This present study shows that the pain severity and quality of life were improved with the onset of pregabalin treatment for peripheral neuropathic pain (NeP). With respect to titration of pregabalin dosage, this daily practice based study plan may be beneficial for individual patient treatment.

The aim of this study was to provide evidence regarding the real-life efficacy of pregabalin in the treatment of peripheral neuropathic pain (NeP) in Denmark.

In this prospective, observational, noninterventional study, pregabalin (Lyrica®) was prescribed following usual clinical practice. Compared with baseline, the primary study end points after 3 months of observation were changes in 1) the average level of pain during the past week, 2) the worst level of pain during the past week, and 3) the least level of pain during the past week. The Wilcoxon signed-rank test was used to perform paired analyses, and a multivariate regression analysis investigated factors driving change in pain.

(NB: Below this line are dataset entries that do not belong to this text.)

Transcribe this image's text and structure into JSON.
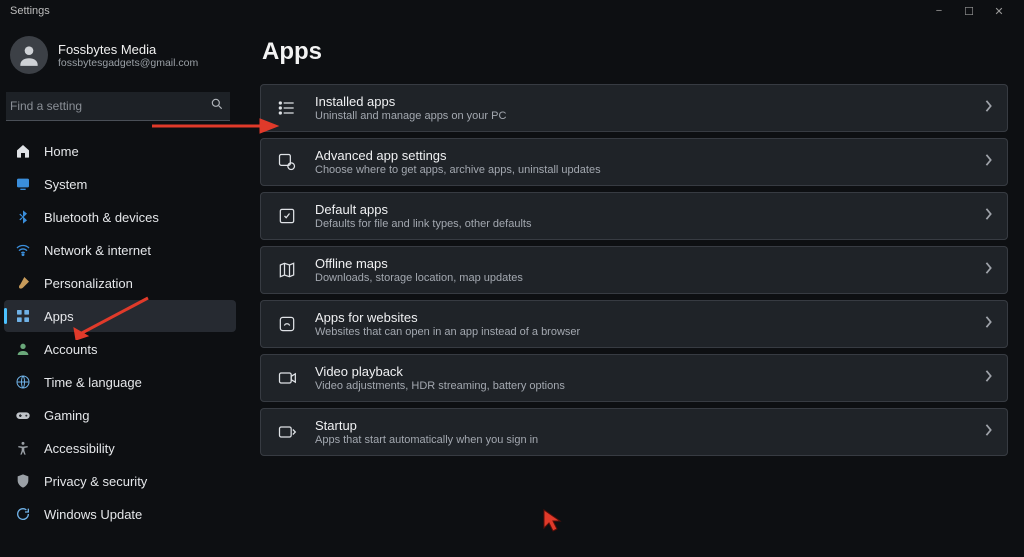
{
  "window": {
    "title": "Settings"
  },
  "profile": {
    "name": "Fossbytes Media",
    "email": "fossbytesgadgets@gmail.com"
  },
  "search": {
    "placeholder": "Find a setting"
  },
  "sidebar": {
    "items": [
      {
        "label": "Home"
      },
      {
        "label": "System"
      },
      {
        "label": "Bluetooth & devices"
      },
      {
        "label": "Network & internet"
      },
      {
        "label": "Personalization"
      },
      {
        "label": "Apps"
      },
      {
        "label": "Accounts"
      },
      {
        "label": "Time & language"
      },
      {
        "label": "Gaming"
      },
      {
        "label": "Accessibility"
      },
      {
        "label": "Privacy & security"
      },
      {
        "label": "Windows Update"
      }
    ],
    "selected_index": 5
  },
  "page": {
    "title": "Apps",
    "items": [
      {
        "title": "Installed apps",
        "desc": "Uninstall and manage apps on your PC"
      },
      {
        "title": "Advanced app settings",
        "desc": "Choose where to get apps, archive apps, uninstall updates"
      },
      {
        "title": "Default apps",
        "desc": "Defaults for file and link types, other defaults"
      },
      {
        "title": "Offline maps",
        "desc": "Downloads, storage location, map updates"
      },
      {
        "title": "Apps for websites",
        "desc": "Websites that can open in an app instead of a browser"
      },
      {
        "title": "Video playback",
        "desc": "Video adjustments, HDR streaming, battery options"
      },
      {
        "title": "Startup",
        "desc": "Apps that start automatically when you sign in"
      }
    ]
  },
  "colors": {
    "accent": "#4cc2ff",
    "annotation": "#e03a2a"
  }
}
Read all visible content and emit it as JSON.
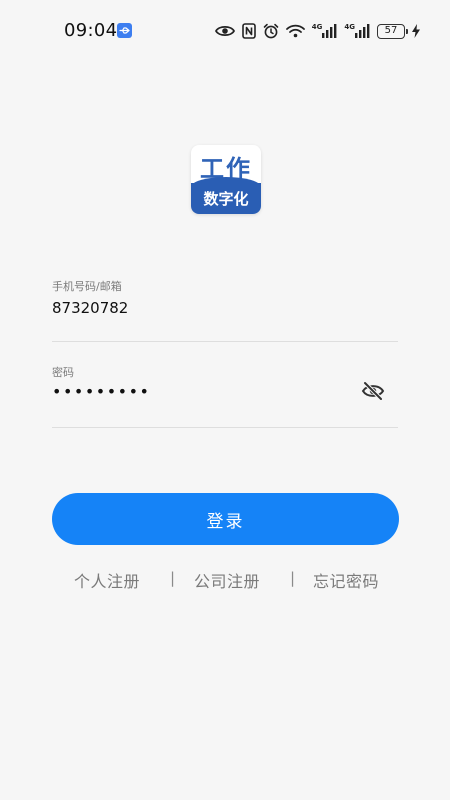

A total of 86 of the 128 patients included were regarded as efficacy evaluable (those completing 3 months of pregabalin treatment). Patients (59 years) were long-time sufferers of peripheral NeP, and 38% of them had comorbidities. The majority had previously been treated with tricyclic antidepressants or gabapentin. The average dose of pregabalin was 81.5 mg/d at baseline and 240 mg/d after 3 months. A clinically and statistically significant improvement of 2.2 points in the average level of pain intensity was found after 3 months. The higher the pain intensity at baseline, the higher was the reduction of the pain score. Positive results were also found for pain-related sleep interference, patients’ global impression of change, quality of life, and work and productivity impairment. Twenty-one patients reported 28 adverse events.

This real-life study indicates that for some patients (two-thirds), addition of pregabalin for peripheral NeP helps to reduce their pain intensity significantly.